Unify raises $40M Series B to automate sales research so reps can focus on creativity and outreach

Summary

Unify closed a $40 million Series B led by Battery Ventures on July 15, 2025. The round follows earlier backing from OpenAI, Thrive Capital, and Emergence Capital, and brings the company to a 50-person team roughly two and a half years after founding.

Austin, co-founder and CEO, built Unify after spending time on the growth product team at Ramp starting in 2020, where he worked alongside figures including Sam Buck and others in the Ramp network. He launched Unify in early 2023, timing the founding around the emergence of large language models and what he saw as a converging moment between go-to-market strategy and AI capability.

What the Product Does

Unify automates pre-outreach sales research for SDRs and BDRs. Rather than manually combing LinkedIn or Crunchbase, reps arrive to a pre-built list of roughly 25 prioritized prospects, enriched with up to 50 data points pulled by AI agents. The pitch is that reps start at the "90-yard line" and focus exclusively on messaging quality and human judgment rather than data assembly.

Current customers include Cursor and Perplexity.

The Observation Model

Unify's core technical differentiator, launched a few months before the funding announcement, is what the company calls its observation model. Rather than storing prospect data in a structured database, the system maintains a flexible, continuously updated text document for every contact that aggregates all historical interactions and relevant context. When Unify's agents need to determine next-best actions, they query that document rather than static records.

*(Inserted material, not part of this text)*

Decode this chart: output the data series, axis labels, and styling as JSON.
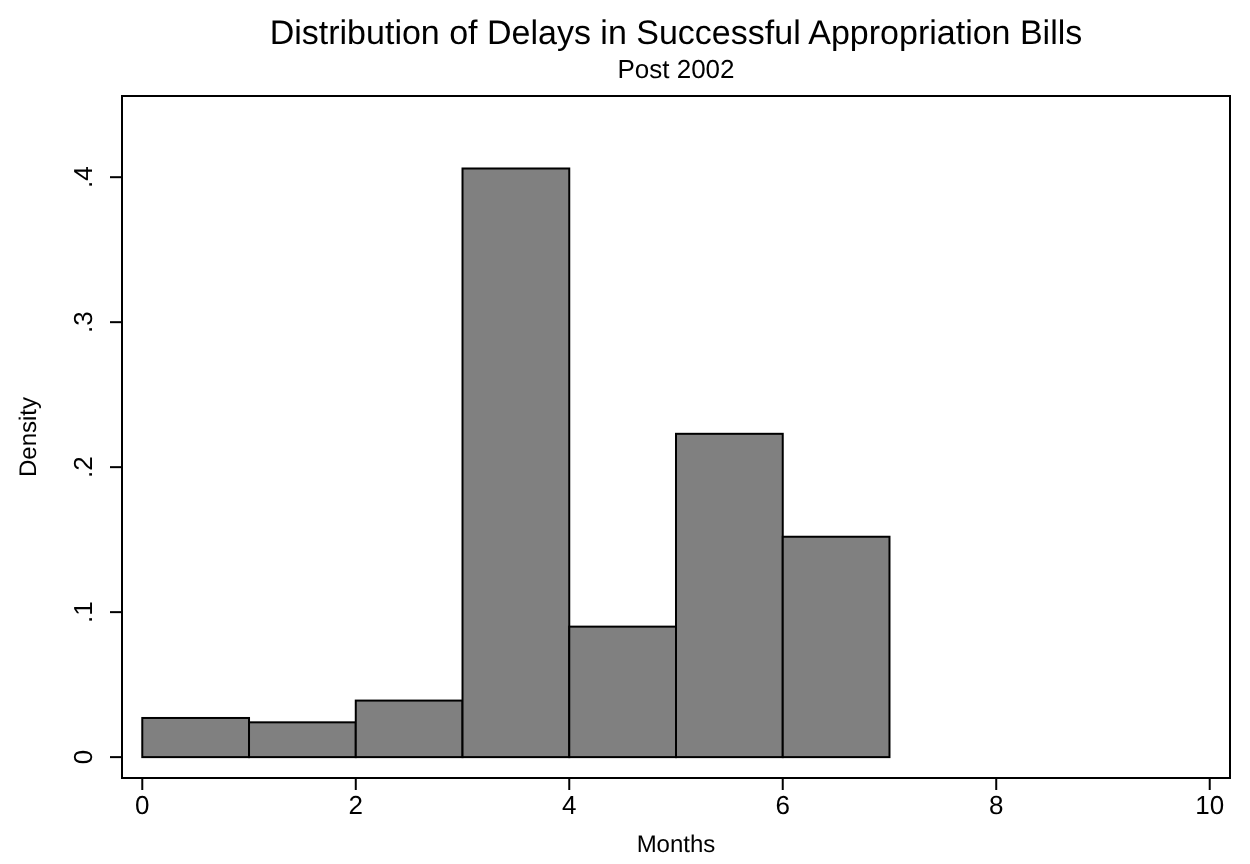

The architecture is a direct response to what Austin describes as the central failure mode in current AI sales tooling: amnesia. Most AI tools can execute a research task repeatedly but retain no memory of having done it before, eliminating the compound value that experienced human reps build over hundreds of calls.

Data Access and Walled Gardens

On the question of data openness, Austin draws a clear split between platform types. Salesforce, built on an open App Exchange ecosystem with deep third-party integrations, is expected to remain accessible to tools like Unify. Slack, which has historically restricted external data access, is expected to tighten further, consistent with the friction Glean has reportedly encountered with large enterprise accounts.

The Creativity Argument

Unify's positioning, reflected in its tagline "scale your revenue team's creativity," rests on a specific view of where AI adds value and where it does not. Austin argues that high-conversion sales moments, handwritten notes, personalized gifts, unexpected peer referrals, work precisely because they signal human effort and taste. AI cannot replicate that signal, and attempts to do so produce generic output.

The company's approach is to use AI to eliminate the research and logistics burden entirely so that human reps can deploy more of their time on those high-signal creative touches. As an example tied to the fundraise announcement, Unify commissioned roughly 25 custom Cameo videos for contacts in its network as a personalized outreach campaign, using AI in the ideation phase but relying on the human delivery for impact.

On real-time sales co-pilot products, Austin acknowledges the category is compelling, pointing to Clio as a leading example, but says Unify's current position is a composer interface that surfaces AI research context alongside outreach drafts, with real-time functionality as a directional priority rather than a current product feature.